Google defined psychological safety as:

“An individual’s perception of the consequences of taking an interpersonal risk or a belief that a team is safe for risk taking in the face of being seen as ignorant, incompetent, negative, or disruptive."

"In a team with high psychological safety, teammates feel safe to take risks around their team members. They feel confident that no one on the team will embarrass or punish anyone else for admitting a mistake, asking a question, or offering a new idea.”

One of the key contributors to a lack of psychological safety, according to Harvard professor Amy Edmonson in this TEDx talk, is that we have been conditioned to avoid speaking up from when we are very young.   

We become focused on what she calls “impression management” — what impression are we creating on our peers and managers?   We perceive it’s important not to be seen as ignorant, intrusive, or incompetent because we believe it could harm our career progress or worst case, lead us to be fired. 

This perception can prevent us from asking important questions, offering ideas, or admitting mistakes.  

When we don’t ask questions, we “rob ourselves and others of moments of learning and we stop contributing to creating a better organisation”, Amy says.

Where a team has high uncertainty and high interdependence, Amy says its vital the team has psychological safety to be high performing. 
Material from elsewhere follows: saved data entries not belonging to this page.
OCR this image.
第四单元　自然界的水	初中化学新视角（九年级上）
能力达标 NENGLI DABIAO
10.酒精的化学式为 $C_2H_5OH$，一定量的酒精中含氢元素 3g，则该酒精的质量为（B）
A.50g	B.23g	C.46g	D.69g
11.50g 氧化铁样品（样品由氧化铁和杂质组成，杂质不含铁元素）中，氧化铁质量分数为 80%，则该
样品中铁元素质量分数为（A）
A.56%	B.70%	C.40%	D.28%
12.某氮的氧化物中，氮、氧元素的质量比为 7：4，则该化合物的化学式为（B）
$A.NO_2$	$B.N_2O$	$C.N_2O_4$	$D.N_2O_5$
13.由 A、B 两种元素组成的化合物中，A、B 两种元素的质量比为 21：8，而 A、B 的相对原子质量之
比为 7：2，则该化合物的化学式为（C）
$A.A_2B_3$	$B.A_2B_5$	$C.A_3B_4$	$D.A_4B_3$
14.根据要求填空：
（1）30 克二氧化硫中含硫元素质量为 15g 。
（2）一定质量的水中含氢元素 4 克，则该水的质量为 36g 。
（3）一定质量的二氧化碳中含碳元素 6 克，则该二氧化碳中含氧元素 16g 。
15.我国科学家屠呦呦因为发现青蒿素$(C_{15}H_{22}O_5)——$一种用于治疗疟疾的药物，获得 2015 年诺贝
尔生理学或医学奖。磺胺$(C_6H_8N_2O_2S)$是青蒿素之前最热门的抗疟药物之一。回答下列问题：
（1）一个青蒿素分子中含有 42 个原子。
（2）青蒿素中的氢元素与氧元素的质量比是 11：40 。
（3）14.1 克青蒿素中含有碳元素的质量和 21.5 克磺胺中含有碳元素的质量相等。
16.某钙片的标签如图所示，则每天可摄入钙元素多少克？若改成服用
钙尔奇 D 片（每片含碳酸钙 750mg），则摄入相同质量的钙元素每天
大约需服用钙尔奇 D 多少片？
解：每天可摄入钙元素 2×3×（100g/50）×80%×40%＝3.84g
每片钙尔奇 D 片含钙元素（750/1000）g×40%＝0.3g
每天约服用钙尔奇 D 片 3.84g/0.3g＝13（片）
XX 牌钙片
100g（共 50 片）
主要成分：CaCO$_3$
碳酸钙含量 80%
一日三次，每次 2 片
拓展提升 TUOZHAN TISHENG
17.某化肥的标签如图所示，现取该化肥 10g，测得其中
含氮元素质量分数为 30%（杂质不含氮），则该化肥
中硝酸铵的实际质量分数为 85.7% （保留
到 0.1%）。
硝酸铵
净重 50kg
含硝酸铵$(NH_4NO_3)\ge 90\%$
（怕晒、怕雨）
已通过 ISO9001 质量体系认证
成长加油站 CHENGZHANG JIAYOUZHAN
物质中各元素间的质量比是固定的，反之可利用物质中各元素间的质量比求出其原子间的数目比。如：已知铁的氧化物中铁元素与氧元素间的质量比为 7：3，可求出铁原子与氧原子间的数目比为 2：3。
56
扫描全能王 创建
To increase the psychological safety of a team, Amy suggests taking these three actions:

  1. Frame the work as a learning problem, not an execution problem – Talk about the problem as having high uncertainty and interdependence and as a result you can’t be expected to know right away what the answer is.  Therefore, the team needs everyone’s mind and voice in the game to work it out. 

  2. Acknowledge your own fallibility and admit when you are wrong – If you’re leading a team say: “I may miss something, so I need to hear from all of you”.  This invites everyone’s contributions and makes it safer to speak up.

  3. Model curiosity and ask lots of questions – This creates a necessity for people to voice their thoughts and provide responses, conditioning them to speak up more freely. Asking questions is especially important if you’re the leader of a team.  Offering opinions and not asking questions, if you’re the leader, tends to lead to group think.